Figure 1. Renal tubule self-assembly after 10 days in 3D collagen gel culture at 100x and 400x magnification.
Sections were stained with H&E, staining cell nuclei dark blue and the collagen gel pink. Tubule structures are visible throughout the entire collagen gel and can be identified by the hollow, gel-free lumen formed inside the cells (arrows).
After my internship at WFIRM, I hope to work in Singapore before returning to the US to pursue a graduate degree. I plan to eventually pursue either a PhD or an MD/PhD degree, and I seek to combine my interests in regenerative medicine and marine biology. I am especially interested in the work that scientists have done in isolating cytotoxic factors from shark immune cells to treat human cancer and in investigating the unusually rapid and wound-free healing process in sharks to see if it can be applied towards humans.

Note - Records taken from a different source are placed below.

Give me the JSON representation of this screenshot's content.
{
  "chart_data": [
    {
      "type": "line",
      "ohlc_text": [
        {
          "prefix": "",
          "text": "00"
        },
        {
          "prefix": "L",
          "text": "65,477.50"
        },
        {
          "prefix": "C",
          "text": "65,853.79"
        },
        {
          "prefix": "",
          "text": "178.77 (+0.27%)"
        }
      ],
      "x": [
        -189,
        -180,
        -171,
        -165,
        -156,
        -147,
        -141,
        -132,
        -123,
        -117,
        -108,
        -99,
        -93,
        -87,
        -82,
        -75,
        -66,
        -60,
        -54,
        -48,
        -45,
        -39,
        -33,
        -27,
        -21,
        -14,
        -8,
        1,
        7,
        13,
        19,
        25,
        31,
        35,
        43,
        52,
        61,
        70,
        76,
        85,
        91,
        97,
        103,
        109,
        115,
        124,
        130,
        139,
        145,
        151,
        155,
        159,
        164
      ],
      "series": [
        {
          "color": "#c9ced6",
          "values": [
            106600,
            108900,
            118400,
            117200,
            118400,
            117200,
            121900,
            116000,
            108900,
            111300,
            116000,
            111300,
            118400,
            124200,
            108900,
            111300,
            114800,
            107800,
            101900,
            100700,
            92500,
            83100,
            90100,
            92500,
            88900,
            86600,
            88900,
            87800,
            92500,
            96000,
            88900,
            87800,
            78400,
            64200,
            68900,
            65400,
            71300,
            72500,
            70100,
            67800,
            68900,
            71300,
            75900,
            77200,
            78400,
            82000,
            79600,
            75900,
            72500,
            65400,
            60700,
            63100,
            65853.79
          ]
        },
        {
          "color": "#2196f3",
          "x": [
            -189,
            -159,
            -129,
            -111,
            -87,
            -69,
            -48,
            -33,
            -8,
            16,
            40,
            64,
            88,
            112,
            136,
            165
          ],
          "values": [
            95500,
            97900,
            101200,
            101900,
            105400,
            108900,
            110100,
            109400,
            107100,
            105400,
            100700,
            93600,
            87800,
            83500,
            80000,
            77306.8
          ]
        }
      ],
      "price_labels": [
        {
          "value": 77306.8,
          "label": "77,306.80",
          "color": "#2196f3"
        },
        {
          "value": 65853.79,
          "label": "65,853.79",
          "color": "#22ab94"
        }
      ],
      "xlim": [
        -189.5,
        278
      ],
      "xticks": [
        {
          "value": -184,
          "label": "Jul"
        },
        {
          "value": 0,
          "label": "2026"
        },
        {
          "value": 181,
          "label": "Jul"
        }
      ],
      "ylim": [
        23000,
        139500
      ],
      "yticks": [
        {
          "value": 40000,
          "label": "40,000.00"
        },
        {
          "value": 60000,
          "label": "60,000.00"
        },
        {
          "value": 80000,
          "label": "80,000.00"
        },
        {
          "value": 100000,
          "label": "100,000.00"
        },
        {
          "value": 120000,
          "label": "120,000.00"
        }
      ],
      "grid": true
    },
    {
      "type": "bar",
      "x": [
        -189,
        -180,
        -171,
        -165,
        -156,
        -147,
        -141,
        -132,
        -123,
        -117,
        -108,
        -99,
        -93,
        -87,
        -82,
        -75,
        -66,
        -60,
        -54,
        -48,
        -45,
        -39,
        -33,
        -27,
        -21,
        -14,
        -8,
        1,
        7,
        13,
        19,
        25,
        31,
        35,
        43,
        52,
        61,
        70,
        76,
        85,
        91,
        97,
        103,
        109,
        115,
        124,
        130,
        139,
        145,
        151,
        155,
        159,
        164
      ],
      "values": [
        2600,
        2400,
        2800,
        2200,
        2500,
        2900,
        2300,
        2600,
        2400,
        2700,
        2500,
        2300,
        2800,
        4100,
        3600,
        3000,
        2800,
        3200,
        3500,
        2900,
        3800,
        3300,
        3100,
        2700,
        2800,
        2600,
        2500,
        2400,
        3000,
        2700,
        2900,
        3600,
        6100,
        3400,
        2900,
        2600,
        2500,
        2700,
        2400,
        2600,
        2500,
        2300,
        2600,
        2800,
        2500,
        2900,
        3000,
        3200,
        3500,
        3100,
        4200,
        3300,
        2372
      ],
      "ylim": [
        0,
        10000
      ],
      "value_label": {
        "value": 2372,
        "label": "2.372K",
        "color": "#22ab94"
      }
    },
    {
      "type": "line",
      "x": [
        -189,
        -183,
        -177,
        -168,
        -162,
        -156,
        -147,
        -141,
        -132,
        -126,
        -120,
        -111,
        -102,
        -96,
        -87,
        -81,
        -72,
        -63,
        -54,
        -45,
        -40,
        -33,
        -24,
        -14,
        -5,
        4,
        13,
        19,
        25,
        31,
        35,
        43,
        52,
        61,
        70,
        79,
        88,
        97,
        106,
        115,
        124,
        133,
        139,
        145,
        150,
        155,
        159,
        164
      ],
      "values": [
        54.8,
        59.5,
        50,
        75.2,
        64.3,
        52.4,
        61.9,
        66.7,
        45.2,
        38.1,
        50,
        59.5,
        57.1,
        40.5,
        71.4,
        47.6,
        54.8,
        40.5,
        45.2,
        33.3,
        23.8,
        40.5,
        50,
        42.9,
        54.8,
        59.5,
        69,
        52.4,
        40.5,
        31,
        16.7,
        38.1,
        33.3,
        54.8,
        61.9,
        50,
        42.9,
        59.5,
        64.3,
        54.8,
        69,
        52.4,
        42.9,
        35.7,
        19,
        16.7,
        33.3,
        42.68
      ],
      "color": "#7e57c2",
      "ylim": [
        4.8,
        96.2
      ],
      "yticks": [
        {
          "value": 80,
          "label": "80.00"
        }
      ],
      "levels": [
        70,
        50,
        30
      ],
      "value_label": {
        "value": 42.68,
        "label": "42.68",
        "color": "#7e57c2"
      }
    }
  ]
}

1. Ko, In Kap, Mahran Abolbashari, Jennifer Huling, Cheil Kim, Sayed-Hadi Mirmalek-Sani, Mahmoudreza Moradi, Giuseppe Orlando, John D. Jackson, Tamer Aboushwareb, Shay Soker, James J. Yoo, and Anthony Atala. “Enhanced Re-Endothelialization of Acellular Kidney Scaffolds for Whole Organ Engineering via Antibody Conjugation of Vasculatures.” Technology 2.3 (2014): n. pag. 1 Sept. 2014. Web. 18 Apr. 2016
2. Song, Jeremy J., Jacques P. Guyette, Sarah E. Gilpin, Gabriel Gonzalez, Joseph P. Vacanti, and Harold C. Ott. “Regeneration and Experimental Orthotopic Transplantation of a Bioengineered Kidney.” Nature Medicine (2013): n. pag. Nature Medicine. Nature Publishing Group, 14 Apr. 2014. Web. 29 Apr. 2016.